Inside a home in Sabadell, the Civil Guards found sulfuric acid, paraffin, aluminium powder, and ammonium nitrate. The latter three can be found in fireworks, used regularly in parties in the region. Describing the alleged “explosives”, the Civil Guards state that “abundant material and substances have been located that are considered to be precursors for the manufacture of explosives , susceptible (pending confirmation by specialists) of being used in the manufacture of artifacts.”

The report on the investigation itself noted these substances could be used to make homemade bombs, “but not Goma 2”. Goma 2 is a powerful industrial explosive that was regularly used by the Basque terror group ETA in the 1980s and 1990s. According to some reports, the basement of the house in Sabadell was used as storage for pyrotechnic material in local celebrations that ended on September 9. The Civil Guards also seized a ballot box allegedly used in the 1 October referendum.

Even more remarkable was the reaction of Pedro Sánchez, the acting prime minister and leader of the Spanish Socialist Party (PSOE). Attending the UN General Assembly in New York, he said “I just found out through the media.”

It is hard to believe Sánchez was unaware of a major police raid on an alleged terror cell in Catalonia. Not only has Catalonia been a center of police repression in Spain, but there have been no terror activities by Catalan nationalists for decades—since the activities of Terra Lluire (Free Land) in the early 1990s.

Even PSOE-linked association of judges denounced the operation. Ignacio González Vega, the spokesman for Judges for Democracy group, questioned the public prosecutor’s “bluntness,” which he described as inappropriate for an initial phase of an investigation. Vega expressed “surprise” over the quantity of information released to the public in an investigation under seal, insisting that the most important thing was the presumption of innocence of the “suspects.”

This anti-terror operation is the latest in a long string of operations that ultimately came to nothing in the courts. In 2018, the High Court closed legal proceedings in the prosecution of anarchists in Operation Piñata and Operation Pandora, due to lack of evidence. This followed 33 arrests, three years of investigation during which hundreds of documents were analysed, and house searches across Spain, hours of phone conversations recorded, bank accounts frozen, and after subjecting some of the accused to months of imprisonment.

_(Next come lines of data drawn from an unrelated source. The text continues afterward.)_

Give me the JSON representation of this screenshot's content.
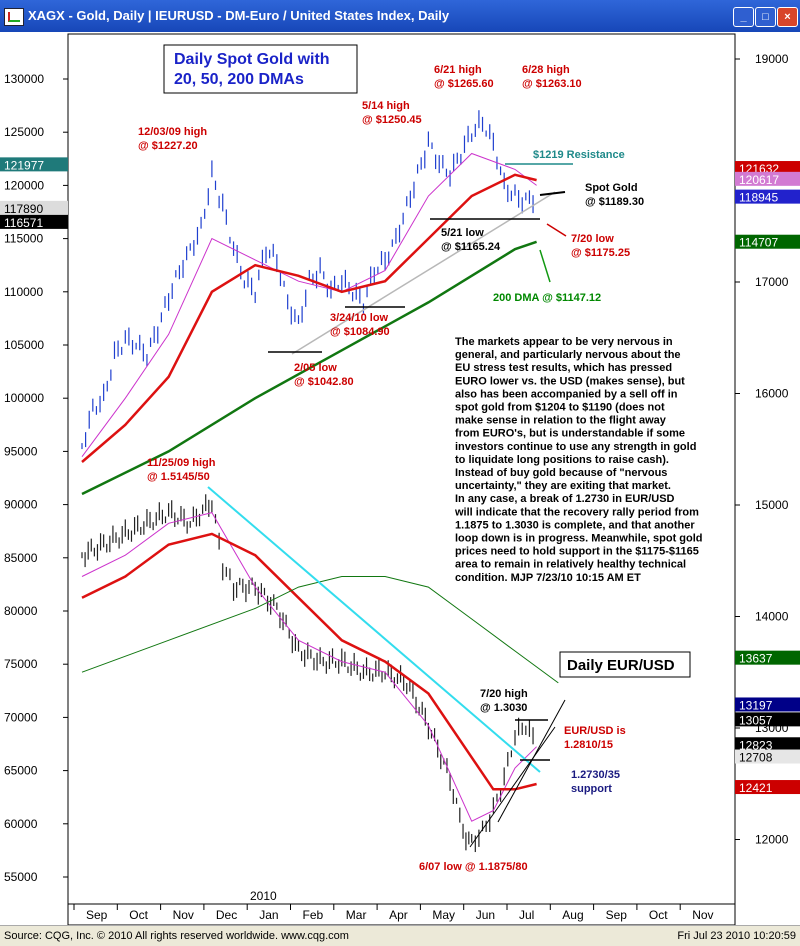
{
  "window": {
    "title": "XAGX - Gold, Daily   |   IEURUSD - DM-Euro / United States Index, Daily",
    "min_label": "_",
    "max_label": "□",
    "close_label": "×"
  },
  "status": {
    "source": "Source: CQG, Inc. © 2010 All rights reserved worldwide. www.cqg.com",
    "datetime": "Fri Jul 23 2010  10:20:59"
  },
  "chart_data": [
    {
      "type": "line",
      "title": "Daily Spot Gold with\n20, 50, 200 DMAs",
      "x_months": [
        "Sep",
        "Oct",
        "Nov",
        "Dec",
        "Jan",
        "Feb",
        "Mar",
        "Apr",
        "May",
        "Jun",
        "Jul",
        "Aug",
        "Sep",
        "Oct",
        "Nov"
      ],
      "year_label": "2010",
      "left_ticks": [
        "130000",
        "125000",
        "120000",
        "115000",
        "110000",
        "105000",
        "100000",
        "95000",
        "90000",
        "85000",
        "80000",
        "75000",
        "70000",
        "65000",
        "60000",
        "55000"
      ],
      "right_ticks": [
        "19000",
        "18000",
        "17000",
        "16000",
        "15000",
        "14000",
        "13000",
        "12000"
      ],
      "ylim": [
        900,
        1320
      ],
      "series": [
        {
          "x": [
            0,
            0.25,
            0.5,
            0.75,
            1,
            1.25,
            1.5,
            1.75,
            2,
            2.25,
            2.5,
            2.75,
            3,
            3.25,
            3.5,
            3.75,
            4,
            4.25,
            4.5,
            4.75,
            5,
            5.25,
            5.5,
            5.75,
            6,
            6.25,
            6.5,
            6.75,
            7,
            7.25,
            7.5,
            7.75,
            8,
            8.25,
            8.5,
            8.75,
            9,
            9.25,
            9.5,
            9.75,
            10,
            10.25,
            10.5
          ],
          "values": [
            955,
            990,
            1000,
            1040,
            1055,
            1050,
            1040,
            1065,
            1095,
            1120,
            1140,
            1160,
            1210,
            1180,
            1140,
            1110,
            1100,
            1140,
            1130,
            1090,
            1070,
            1110,
            1120,
            1100,
            1110,
            1100,
            1090,
            1120,
            1130,
            1150,
            1180,
            1210,
            1240,
            1220,
            1210,
            1230,
            1250,
            1260,
            1240,
            1200,
            1190,
            1185,
            1189
          ]
        },
        {
          "name": "20 DMA",
          "x": [
            0,
            1,
            2,
            3,
            4,
            5,
            6,
            7,
            8,
            9,
            10,
            10.5
          ],
          "values": [
            945,
            1000,
            1060,
            1150,
            1130,
            1110,
            1100,
            1120,
            1190,
            1230,
            1215,
            1200
          ]
        },
        {
          "name": "50 DMA",
          "x": [
            0,
            1,
            2,
            3,
            4,
            5,
            6,
            7,
            8,
            9,
            10,
            10.5
          ],
          "values": [
            940,
            975,
            1020,
            1100,
            1125,
            1115,
            1100,
            1110,
            1150,
            1190,
            1210,
            1205
          ]
        },
        {
          "name": "200 DMA",
          "x": [
            0,
            2,
            4,
            6,
            8,
            9,
            10,
            10.5
          ],
          "values": [
            910,
            950,
            1000,
            1045,
            1090,
            1115,
            1140,
            1147
          ]
        }
      ],
      "price_tags": [
        {
          "label": "121977",
          "value": 1219.77,
          "color": "#1f7a7a"
        },
        {
          "label": "117890",
          "value": 1178.9,
          "color": "#dcdcdc"
        },
        {
          "label": "116571",
          "value": 1165.71,
          "color": "#000000"
        },
        {
          "label": "121632",
          "value": 1216.32,
          "color": "#cc0000"
        },
        {
          "label": "120617",
          "value": 1206.17,
          "color": "#d27ad2"
        },
        {
          "label": "118945",
          "value": 1189.45,
          "color": "#2222cc"
        },
        {
          "label": "114707",
          "value": 1147.07,
          "color": "#006600"
        }
      ],
      "annotations": [
        {
          "id": "dec03",
          "text": "12/03/09 high\n@ $1227.20",
          "color": "#cc0000"
        },
        {
          "id": "may14",
          "text": "5/14 high\n@ $1250.45",
          "color": "#cc0000"
        },
        {
          "id": "jun21",
          "text": "6/21 high\n@ $1265.60",
          "color": "#cc0000"
        },
        {
          "id": "jun28",
          "text": "6/28 high\n@ $1263.10",
          "color": "#cc0000"
        },
        {
          "id": "res",
          "text": "$1219 Resistance",
          "color": "#1f8a8a"
        },
        {
          "id": "spot",
          "text": "Spot Gold\n@ $1189.30",
          "color": "#000000"
        },
        {
          "id": "may21",
          "text": "5/21 low\n@ $1165.24",
          "color": "#000000"
        },
        {
          "id": "jul20",
          "text": "7/20 low\n@ $1175.25",
          "color": "#cc0000"
        },
        {
          "id": "dma200",
          "text": "200 DMA @ $1147.12",
          "color": "#008800"
        },
        {
          "id": "mar24",
          "text": "3/24/10 low\n@ $1084.90",
          "color": "#cc0000"
        },
        {
          "id": "feb05",
          "text": "2/05 low\n@ $1042.80",
          "color": "#cc0000"
        }
      ]
    },
    {
      "type": "line",
      "title": "Daily EUR/USD",
      "ylim": [
        1.18,
        1.52
      ],
      "series": [
        {
          "x": [
            0,
            0.5,
            1,
            1.5,
            2,
            2.5,
            3,
            3.25,
            3.5,
            4,
            4.5,
            5,
            5.5,
            6,
            6.5,
            7,
            7.5,
            8,
            8.5,
            8.8,
            9,
            9.25,
            9.5,
            9.75,
            10,
            10.25,
            10.5
          ],
          "values": [
            1.46,
            1.47,
            1.48,
            1.49,
            1.5,
            1.49,
            1.51,
            1.45,
            1.43,
            1.43,
            1.41,
            1.37,
            1.36,
            1.36,
            1.35,
            1.35,
            1.34,
            1.3,
            1.25,
            1.2,
            1.19,
            1.2,
            1.22,
            1.25,
            1.29,
            1.3,
            1.28
          ]
        },
        {
          "name": "20 DMA",
          "x": [
            0,
            1,
            2,
            3,
            4,
            5,
            6,
            7,
            8,
            9,
            9.5,
            10,
            10.5
          ],
          "values": [
            1.44,
            1.46,
            1.49,
            1.5,
            1.43,
            1.38,
            1.36,
            1.35,
            1.3,
            1.21,
            1.22,
            1.26,
            1.28
          ]
        },
        {
          "name": "50 DMA",
          "x": [
            0,
            1,
            2,
            3,
            4,
            5,
            6,
            7,
            8,
            9,
            9.5,
            10,
            10.5
          ],
          "values": [
            1.42,
            1.44,
            1.47,
            1.48,
            1.46,
            1.42,
            1.38,
            1.36,
            1.33,
            1.27,
            1.24,
            1.24,
            1.245
          ]
        },
        {
          "name": "200 DMA",
          "x": [
            0,
            2,
            4,
            5,
            6,
            7,
            8,
            9,
            10,
            11
          ],
          "values": [
            1.35,
            1.38,
            1.41,
            1.43,
            1.44,
            1.44,
            1.43,
            1.4,
            1.37,
            1.34
          ]
        }
      ],
      "price_tags": [
        {
          "label": "13637",
          "value": 1.3637,
          "color": "#006600"
        },
        {
          "label": "13197",
          "value": 1.3197,
          "color": "#000088"
        },
        {
          "label": "13057",
          "value": 1.3057,
          "color": "#000000"
        },
        {
          "label": "12823",
          "value": 1.2823,
          "color": "#000000"
        },
        {
          "label": "12708",
          "value": 1.2708,
          "color": "#e6e6e6"
        },
        {
          "label": "12421",
          "value": 1.2421,
          "color": "#cc0000"
        }
      ],
      "annotations": [
        {
          "id": "nov25",
          "text": "11/25/09 high\n@ 1.5145/50",
          "color": "#cc0000"
        },
        {
          "id": "jul20h",
          "text": "7/20 high\n@ 1.3030",
          "color": "#000000"
        },
        {
          "id": "eurnow",
          "text": "EUR/USD is\n1.2810/15",
          "color": "#cc0000"
        },
        {
          "id": "supp",
          "text": "1.2730/35\nsupport",
          "color": "#1a1a80"
        },
        {
          "id": "jun07",
          "text": "6/07 low @ 1.1875/80",
          "color": "#cc0000"
        }
      ]
    }
  ],
  "commentary": "The markets appear to be very nervous in\ngeneral, and particularly nervous about the\nEU stress test results, which has pressed\nEURO lower vs. the USD (makes sense), but\nalso has been accompanied by a sell off in\nspot gold from $1204 to $1190 (does not\nmake sense in relation to the flight away\nfrom EURO's, but is understandable if some\ninvestors continue to use any strength in gold\nto liquidate long positions to raise cash).\nInstead of buy gold because of \"nervous\nuncertainty,\" they are exiting that market.\nIn any case, a break of 1.2730 in EUR/USD\nwill indicate that the recovery rally period from\n1.1875 to 1.3030 is complete, and that another\nloop down is in progress. Meanwhile, spot gold\nprices need to hold support in the $1175-$1165\narea to remain in relatively healthy technical\ncondition.  MJP  7/23/10  10:15 AM ET"
}
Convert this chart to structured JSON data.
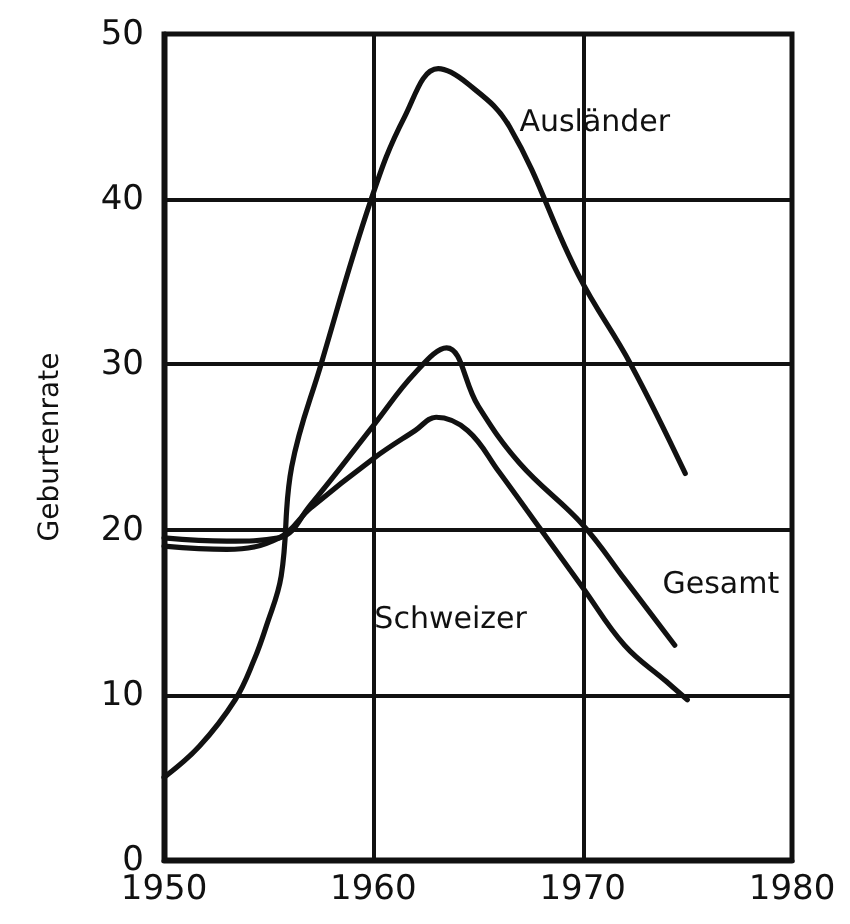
{
  "chart_data": {
    "type": "line",
    "ylabel": "Geburtenrate",
    "xlim": [
      1950,
      1980
    ],
    "xticks": [
      1950,
      1960,
      1970,
      1980
    ],
    "ylim": [
      0,
      50
    ],
    "yticks": [
      0,
      10,
      20,
      30,
      40,
      50
    ],
    "grid": true,
    "legend": false,
    "marker": "none",
    "line_style": "solid",
    "series": [
      {
        "name": "Ausländer",
        "color": "#111111",
        "x": [
          1950,
          1951.7,
          1953.4,
          1954.3,
          1954.9,
          1955.6,
          1956.1,
          1957.5,
          1959.9,
          1961.5,
          1963.1,
          1964.5,
          1966.5,
          1969.8,
          1972.3,
          1974.9
        ],
        "values": [
          5,
          6.9,
          9.7,
          12.1,
          14.2,
          17.2,
          23.8,
          30,
          40,
          45,
          47.9,
          47,
          44.4,
          35.4,
          30,
          23.4
        ]
      },
      {
        "name": "Gesamt",
        "color": "#111111",
        "x": [
          1950,
          1953,
          1955.5,
          1957,
          1960,
          1962,
          1963.5,
          1965,
          1967,
          1970,
          1972,
          1974.4
        ],
        "values": [
          19.5,
          19.3,
          19.5,
          21.5,
          26.3,
          29.5,
          31,
          27.5,
          24,
          20.3,
          17,
          13
        ]
      },
      {
        "name": "Schweizer",
        "color": "#111111",
        "x": [
          1950,
          1953,
          1955.5,
          1957,
          1960,
          1962,
          1963,
          1964.5,
          1966,
          1968,
          1970,
          1972,
          1974,
          1975
        ],
        "values": [
          19,
          18.8,
          19.5,
          21.3,
          24.3,
          26,
          26.8,
          26,
          23.5,
          20,
          16.5,
          13,
          10.8,
          9.7
        ]
      }
    ]
  }
}
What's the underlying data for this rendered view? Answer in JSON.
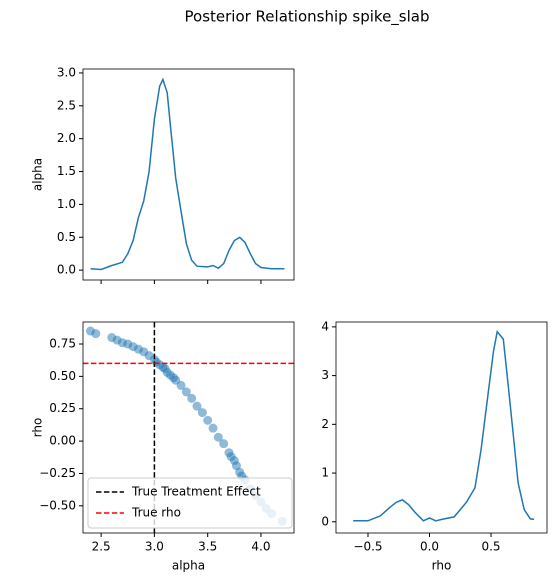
{
  "title": "Posterior Relationship spike_slab",
  "chart_data": [
    {
      "type": "line",
      "ylabel": "alpha",
      "color": "#1f77b4",
      "xlim": [
        2.33,
        4.31
      ],
      "ylim": [
        -0.15,
        3.06
      ],
      "yticks": [
        {
          "value": 0,
          "label": "0.0"
        },
        0.5,
        {
          "value": 1,
          "label": "1.0"
        },
        1.5,
        {
          "value": 2,
          "label": "2.0"
        },
        2.5,
        {
          "value": 3,
          "label": "3.0"
        }
      ],
      "x": [
        2.4,
        2.5,
        2.6,
        2.7,
        2.75,
        2.8,
        2.85,
        2.9,
        2.95,
        3.0,
        3.05,
        3.08,
        3.12,
        3.15,
        3.2,
        3.25,
        3.3,
        3.35,
        3.4,
        3.5,
        3.55,
        3.6,
        3.65,
        3.7,
        3.75,
        3.8,
        3.85,
        3.9,
        3.95,
        4.0,
        4.1,
        4.22
      ],
      "values": [
        0.02,
        0.01,
        0.07,
        0.12,
        0.25,
        0.45,
        0.8,
        1.05,
        1.5,
        2.3,
        2.8,
        2.9,
        2.7,
        2.2,
        1.4,
        0.9,
        0.4,
        0.15,
        0.06,
        0.05,
        0.07,
        0.03,
        0.1,
        0.3,
        0.45,
        0.5,
        0.42,
        0.25,
        0.1,
        0.04,
        0.02,
        0.02
      ]
    },
    {
      "type": "scatter",
      "xlabel": "alpha",
      "ylabel": "rho",
      "color": "#1f77b4",
      "legend": "lower left",
      "xlim": [
        2.33,
        4.31
      ],
      "ylim": [
        -0.71,
        0.92
      ],
      "xticks": [
        2.5,
        {
          "value": 3,
          "label": "3.0"
        },
        3.5,
        {
          "value": 4,
          "label": "4.0"
        }
      ],
      "yticks": [
        {
          "value": -0.5,
          "label": "−0.50"
        },
        {
          "value": -0.25,
          "label": "−0.25"
        },
        {
          "value": 0,
          "label": "0.00"
        },
        0.25,
        {
          "value": 0.5,
          "label": "0.50"
        },
        0.75
      ],
      "x": [
        2.4,
        2.45,
        2.6,
        2.65,
        2.7,
        2.75,
        2.8,
        2.85,
        2.9,
        2.95,
        3.0,
        3.02,
        3.05,
        3.08,
        3.1,
        3.12,
        3.15,
        3.18,
        3.2,
        3.25,
        3.3,
        3.35,
        3.4,
        3.45,
        3.5,
        3.55,
        3.6,
        3.65,
        3.7,
        3.72,
        3.75,
        3.77,
        3.8,
        3.82,
        3.85,
        3.9,
        3.95,
        4.0,
        4.05,
        4.1,
        4.2
      ],
      "y": [
        0.85,
        0.83,
        0.8,
        0.78,
        0.76,
        0.75,
        0.73,
        0.71,
        0.69,
        0.66,
        0.63,
        0.61,
        0.59,
        0.57,
        0.56,
        0.53,
        0.51,
        0.49,
        0.47,
        0.43,
        0.38,
        0.33,
        0.27,
        0.22,
        0.16,
        0.1,
        0.03,
        -0.02,
        -0.09,
        -0.12,
        -0.15,
        -0.19,
        -0.24,
        -0.27,
        -0.3,
        -0.37,
        -0.42,
        -0.47,
        -0.52,
        -0.56,
        -0.62
      ],
      "reference_lines": [
        {
          "name": "True Treatment Effect",
          "color": "#000000",
          "axis": "x",
          "value": 3.0
        },
        {
          "name": "True rho",
          "color": "#ff0000",
          "axis": "y",
          "value": 0.6
        }
      ]
    },
    {
      "type": "line",
      "xlabel": "rho",
      "color": "#1f77b4",
      "xlim": [
        -0.76,
        0.955
      ],
      "ylim": [
        -0.23,
        4.1
      ],
      "xticks": [
        {
          "value": -0.5,
          "label": "−0.5"
        },
        {
          "value": 0,
          "label": "0.0"
        },
        0.5
      ],
      "yticks": [
        0,
        1,
        2,
        3,
        4
      ],
      "x": [
        -0.62,
        -0.5,
        -0.4,
        -0.32,
        -0.27,
        -0.22,
        -0.17,
        -0.12,
        -0.05,
        0.0,
        0.05,
        0.1,
        0.2,
        0.3,
        0.37,
        0.42,
        0.47,
        0.52,
        0.55,
        0.6,
        0.64,
        0.68,
        0.72,
        0.77,
        0.82,
        0.85
      ],
      "values": [
        0.02,
        0.02,
        0.12,
        0.3,
        0.4,
        0.45,
        0.35,
        0.2,
        0.02,
        0.08,
        0.02,
        0.05,
        0.1,
        0.4,
        0.7,
        1.5,
        2.5,
        3.5,
        3.9,
        3.75,
        2.8,
        1.8,
        0.8,
        0.25,
        0.06,
        0.05
      ]
    }
  ]
}
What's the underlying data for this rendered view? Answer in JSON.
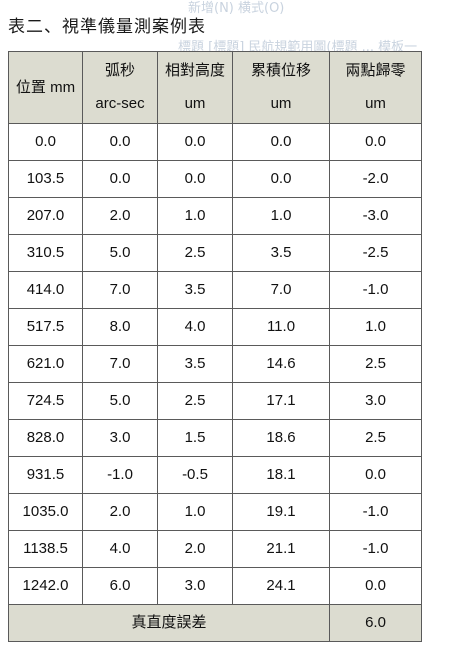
{
  "title": "表二、視準儀量測案例表",
  "background_fragments": {
    "top_text": "新增(N)    横式(O)",
    "bottom_text": "標題 [標題] 民航規範用圖(標題 ... 模板一"
  },
  "table": {
    "headers": [
      {
        "line1": "位置 mm",
        "line2": ""
      },
      {
        "line1": "弧秒",
        "line2": "arc-sec"
      },
      {
        "line1": "相對高度",
        "line2": "um"
      },
      {
        "line1": "累積位移",
        "line2": "um"
      },
      {
        "line1": "兩點歸零",
        "line2": "um"
      }
    ],
    "rows": [
      [
        "0.0",
        "0.0",
        "0.0",
        "0.0",
        "0.0"
      ],
      [
        "103.5",
        "0.0",
        "0.0",
        "0.0",
        "-2.0"
      ],
      [
        "207.0",
        "2.0",
        "1.0",
        "1.0",
        "-3.0"
      ],
      [
        "310.5",
        "5.0",
        "2.5",
        "3.5",
        "-2.5"
      ],
      [
        "414.0",
        "7.0",
        "3.5",
        "7.0",
        "-1.0"
      ],
      [
        "517.5",
        "8.0",
        "4.0",
        "11.0",
        "1.0"
      ],
      [
        "621.0",
        "7.0",
        "3.5",
        "14.6",
        "2.5"
      ],
      [
        "724.5",
        "5.0",
        "2.5",
        "17.1",
        "3.0"
      ],
      [
        "828.0",
        "3.0",
        "1.5",
        "18.6",
        "2.5"
      ],
      [
        "931.5",
        "-1.0",
        "-0.5",
        "18.1",
        "0.0"
      ],
      [
        "1035.0",
        "2.0",
        "1.0",
        "19.1",
        "-1.0"
      ],
      [
        "1138.5",
        "4.0",
        "2.0",
        "21.1",
        "-1.0"
      ],
      [
        "1242.0",
        "6.0",
        "3.0",
        "24.1",
        "0.0"
      ]
    ],
    "footer": {
      "label": "真直度誤差",
      "value": "6.0"
    }
  },
  "colors": {
    "header_bg": "#dcdcd0",
    "border": "#5a5a5a",
    "background_fragment": "#c9d3df"
  }
}
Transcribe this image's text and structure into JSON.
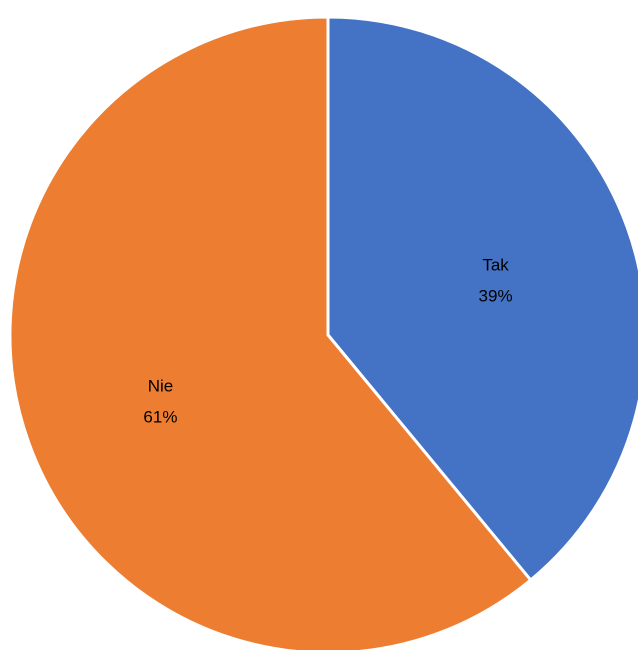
{
  "chart_data": {
    "type": "pie",
    "title": "",
    "categories": [
      "Tak",
      "Nie"
    ],
    "values": [
      39,
      61
    ],
    "value_labels": [
      "39%",
      "61%"
    ],
    "colors": [
      "#4472C4",
      "#ED7D31"
    ],
    "start_angle_deg": 0,
    "direction": "clockwise",
    "legend": "none",
    "data_labels": "inside"
  }
}
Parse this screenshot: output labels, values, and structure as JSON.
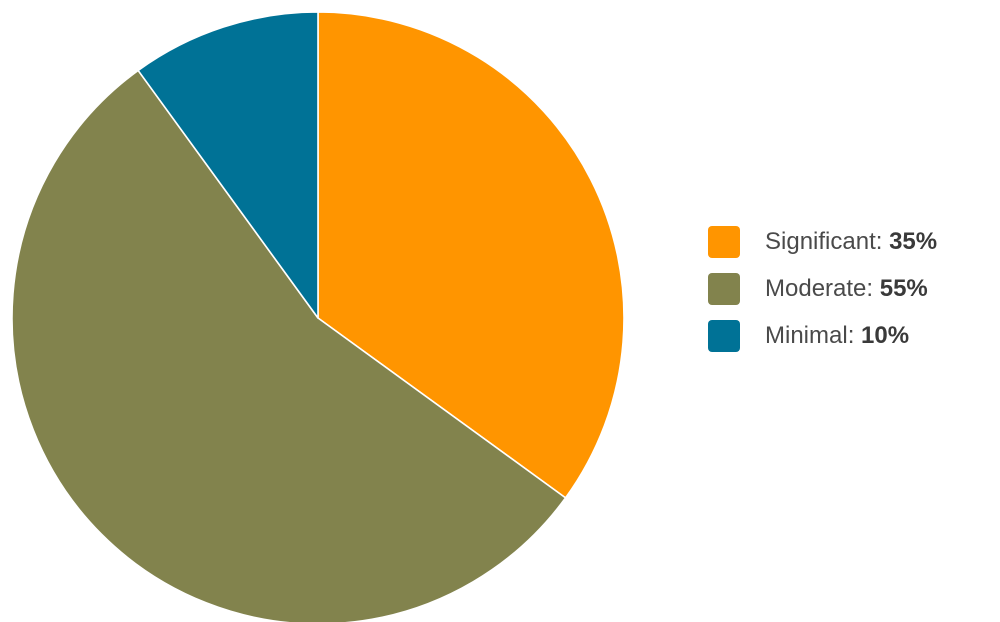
{
  "chart_data": {
    "type": "pie",
    "title": "",
    "legend_position": "right",
    "slices": [
      {
        "label": "Significant",
        "value": 35,
        "display": "35%",
        "color": "#ff9500"
      },
      {
        "label": "Moderate",
        "value": 55,
        "display": "55%",
        "color": "#82834d"
      },
      {
        "label": "Minimal",
        "value": 10,
        "display": "10%",
        "color": "#007296"
      }
    ]
  }
}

Last year, CDR activist Tamara Carrasco was arrested by Spanish police. Adrià Carrasco, another CDR activist escaped and went into self-exile in Belgium before he could be arrested. Both were accused of “rebellion” and “terrorism”. Currently, the case is at a standstill, after Spain’s High Court ruled out initial charges of terrorism and rebellion. Catalan courts are quarreling over their jurisdiction to handle the investigation, but Carrasco remains confined to the Catalan town of Viladecans—a measure restricting her freedom of movement outside the town until a new court focuses on her case.